While the fleets are significantly different in their operations, the capacity output from the two fleets can be aggregated at the species level (as the species is a homogenous output). The combined capacity output and derived capacity utilization for the two fleet segments is presented in Table D.4 From this, overall unbiased capacity utilization averages out at between 88 percent for the ‘other’ species, and between 92 and 97 percent for the key species examined.

The purpose in this example was to demonstrate how aggregate measures of capacity can be derived for individual species that are exploited by more than one fleet segment and in different combinations with other species. Further, the capacity measures can be aggregated over several fisheries provided each fishery is estimated separately. The resultant set of information can be compared to overall target capacity measures for the species.
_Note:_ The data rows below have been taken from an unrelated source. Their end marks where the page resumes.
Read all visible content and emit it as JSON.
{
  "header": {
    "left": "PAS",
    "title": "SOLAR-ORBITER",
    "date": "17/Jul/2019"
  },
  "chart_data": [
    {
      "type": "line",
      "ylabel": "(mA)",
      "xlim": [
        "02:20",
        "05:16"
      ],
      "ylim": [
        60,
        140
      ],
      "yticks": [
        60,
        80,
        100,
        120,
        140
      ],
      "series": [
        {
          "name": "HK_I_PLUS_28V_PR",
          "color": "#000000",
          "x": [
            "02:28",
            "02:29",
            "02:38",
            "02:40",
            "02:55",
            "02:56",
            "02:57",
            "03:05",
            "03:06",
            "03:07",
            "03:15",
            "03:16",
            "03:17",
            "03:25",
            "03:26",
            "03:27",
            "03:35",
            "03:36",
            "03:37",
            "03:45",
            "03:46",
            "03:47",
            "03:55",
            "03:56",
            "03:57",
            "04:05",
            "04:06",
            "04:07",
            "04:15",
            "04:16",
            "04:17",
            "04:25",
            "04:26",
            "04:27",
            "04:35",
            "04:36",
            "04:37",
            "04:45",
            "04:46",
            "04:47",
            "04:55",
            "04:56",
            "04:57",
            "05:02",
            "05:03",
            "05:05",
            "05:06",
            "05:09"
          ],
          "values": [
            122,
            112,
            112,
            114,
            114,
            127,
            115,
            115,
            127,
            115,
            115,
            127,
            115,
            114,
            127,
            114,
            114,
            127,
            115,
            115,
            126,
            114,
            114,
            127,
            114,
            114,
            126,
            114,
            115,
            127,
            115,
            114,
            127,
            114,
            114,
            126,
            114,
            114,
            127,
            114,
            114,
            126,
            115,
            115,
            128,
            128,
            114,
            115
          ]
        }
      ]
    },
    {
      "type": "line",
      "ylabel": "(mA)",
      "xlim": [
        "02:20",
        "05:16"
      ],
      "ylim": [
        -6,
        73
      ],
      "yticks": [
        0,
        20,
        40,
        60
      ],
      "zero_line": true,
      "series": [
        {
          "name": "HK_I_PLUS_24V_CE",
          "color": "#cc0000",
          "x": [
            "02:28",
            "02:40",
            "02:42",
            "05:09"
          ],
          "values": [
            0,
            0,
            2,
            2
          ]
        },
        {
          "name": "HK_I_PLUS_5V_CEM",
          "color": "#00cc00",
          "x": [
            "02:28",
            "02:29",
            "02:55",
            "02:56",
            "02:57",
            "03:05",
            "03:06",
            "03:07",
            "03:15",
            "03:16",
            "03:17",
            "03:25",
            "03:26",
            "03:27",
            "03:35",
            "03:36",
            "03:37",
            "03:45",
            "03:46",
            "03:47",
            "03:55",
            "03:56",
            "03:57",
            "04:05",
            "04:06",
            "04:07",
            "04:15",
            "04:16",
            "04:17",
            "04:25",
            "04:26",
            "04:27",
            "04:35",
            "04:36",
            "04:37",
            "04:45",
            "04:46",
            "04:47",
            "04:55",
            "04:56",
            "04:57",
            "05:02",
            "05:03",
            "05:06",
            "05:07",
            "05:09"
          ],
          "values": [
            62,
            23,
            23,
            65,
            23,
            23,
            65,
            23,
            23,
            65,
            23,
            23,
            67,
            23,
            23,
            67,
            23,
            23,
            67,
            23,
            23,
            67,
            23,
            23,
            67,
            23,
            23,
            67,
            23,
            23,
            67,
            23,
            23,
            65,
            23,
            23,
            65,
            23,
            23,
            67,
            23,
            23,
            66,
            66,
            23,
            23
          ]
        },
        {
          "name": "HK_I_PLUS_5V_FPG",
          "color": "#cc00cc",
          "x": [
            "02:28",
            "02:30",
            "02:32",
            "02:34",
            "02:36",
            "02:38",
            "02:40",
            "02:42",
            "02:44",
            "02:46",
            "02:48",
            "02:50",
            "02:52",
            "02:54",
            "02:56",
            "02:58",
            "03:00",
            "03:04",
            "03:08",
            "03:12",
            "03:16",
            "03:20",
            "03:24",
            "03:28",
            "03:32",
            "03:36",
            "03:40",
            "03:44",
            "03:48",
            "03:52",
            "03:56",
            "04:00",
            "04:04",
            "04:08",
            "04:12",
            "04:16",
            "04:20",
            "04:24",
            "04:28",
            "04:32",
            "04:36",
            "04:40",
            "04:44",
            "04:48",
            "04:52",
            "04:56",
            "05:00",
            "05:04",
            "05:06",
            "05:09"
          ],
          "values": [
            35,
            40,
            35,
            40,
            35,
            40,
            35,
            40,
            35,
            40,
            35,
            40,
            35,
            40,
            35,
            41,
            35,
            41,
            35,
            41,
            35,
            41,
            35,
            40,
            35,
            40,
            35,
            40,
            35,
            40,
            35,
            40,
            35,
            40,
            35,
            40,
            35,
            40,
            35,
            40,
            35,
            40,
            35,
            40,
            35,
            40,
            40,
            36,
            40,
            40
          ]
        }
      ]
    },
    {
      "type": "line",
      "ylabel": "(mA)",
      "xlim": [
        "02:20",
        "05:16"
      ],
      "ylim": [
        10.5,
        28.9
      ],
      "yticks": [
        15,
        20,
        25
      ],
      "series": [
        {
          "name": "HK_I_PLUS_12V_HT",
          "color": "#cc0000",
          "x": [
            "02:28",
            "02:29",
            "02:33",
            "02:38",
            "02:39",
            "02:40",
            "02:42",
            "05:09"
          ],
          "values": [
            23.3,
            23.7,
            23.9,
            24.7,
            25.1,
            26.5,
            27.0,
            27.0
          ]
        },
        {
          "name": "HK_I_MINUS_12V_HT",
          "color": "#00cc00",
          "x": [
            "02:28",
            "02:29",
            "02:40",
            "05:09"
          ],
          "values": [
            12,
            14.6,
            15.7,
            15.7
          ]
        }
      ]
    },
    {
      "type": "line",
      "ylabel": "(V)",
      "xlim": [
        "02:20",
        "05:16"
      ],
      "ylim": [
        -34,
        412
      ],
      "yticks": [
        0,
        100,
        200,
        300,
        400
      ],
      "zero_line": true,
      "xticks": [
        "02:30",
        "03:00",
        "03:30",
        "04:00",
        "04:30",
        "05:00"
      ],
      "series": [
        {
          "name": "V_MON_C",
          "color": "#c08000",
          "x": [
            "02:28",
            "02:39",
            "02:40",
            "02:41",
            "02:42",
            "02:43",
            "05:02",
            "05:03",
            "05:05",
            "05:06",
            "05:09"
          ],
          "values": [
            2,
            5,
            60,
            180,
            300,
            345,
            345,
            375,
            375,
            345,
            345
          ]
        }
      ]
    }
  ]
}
Further, the fleet level information provides guidance as to which fleet segments exploiting the fishery may be in most need of capacity management measures.

Table D.4 - Combined capacity output (tonnes) and capacity utilization by species

	Observed output	TE Capacity output	TE output	CU 1/q₁	Unbiased CU q₂/q₁	Unbiased capacity output
Cod	127.5	149.5	138.6	0.85	0.93	137.1
Cuttlefish	497.5	676.3	622.1	0.74	0.92	539.6
Hake	18.9	21.4	19.8	0.88	0.93	20.4
Ling	118.4	126.3	122.6	0.94	0.97	121.4
Monk	275.9	319.4	296.1	0.86	0.93	298.1
Plaice	130.2	167.2	153.4	0.78	0.92	142.6
Sole	18.6	22.1	20.5	0.84	0.93	20.0
Whiting	709.9	888.1	820	0.80	0.92	769.6
Other	3 286.1	4 444.6	3 894.9	0.74	0.88	3 725.8

^[51] Specific functional forms, however, can be estimated via DEA. For example, it is possible to specify a Cobb-Douglas specification or even a second-order translog specification and estimate the parameters by DEA (see, for example, Färe et al., (1993) and Charnes et al. (1994).
^[52] In contrast, excluding this constraint implicitly imposes constant returns to scale while Sz_j£ 1 imposes non-increasing returns to scale (Färe, Grosskopf and Kokkelenberg, 1989).
^[53] Using a windows technique, which is based on the use of moving averages, different time periods can be included in the analysis (Charnes et al., 1995).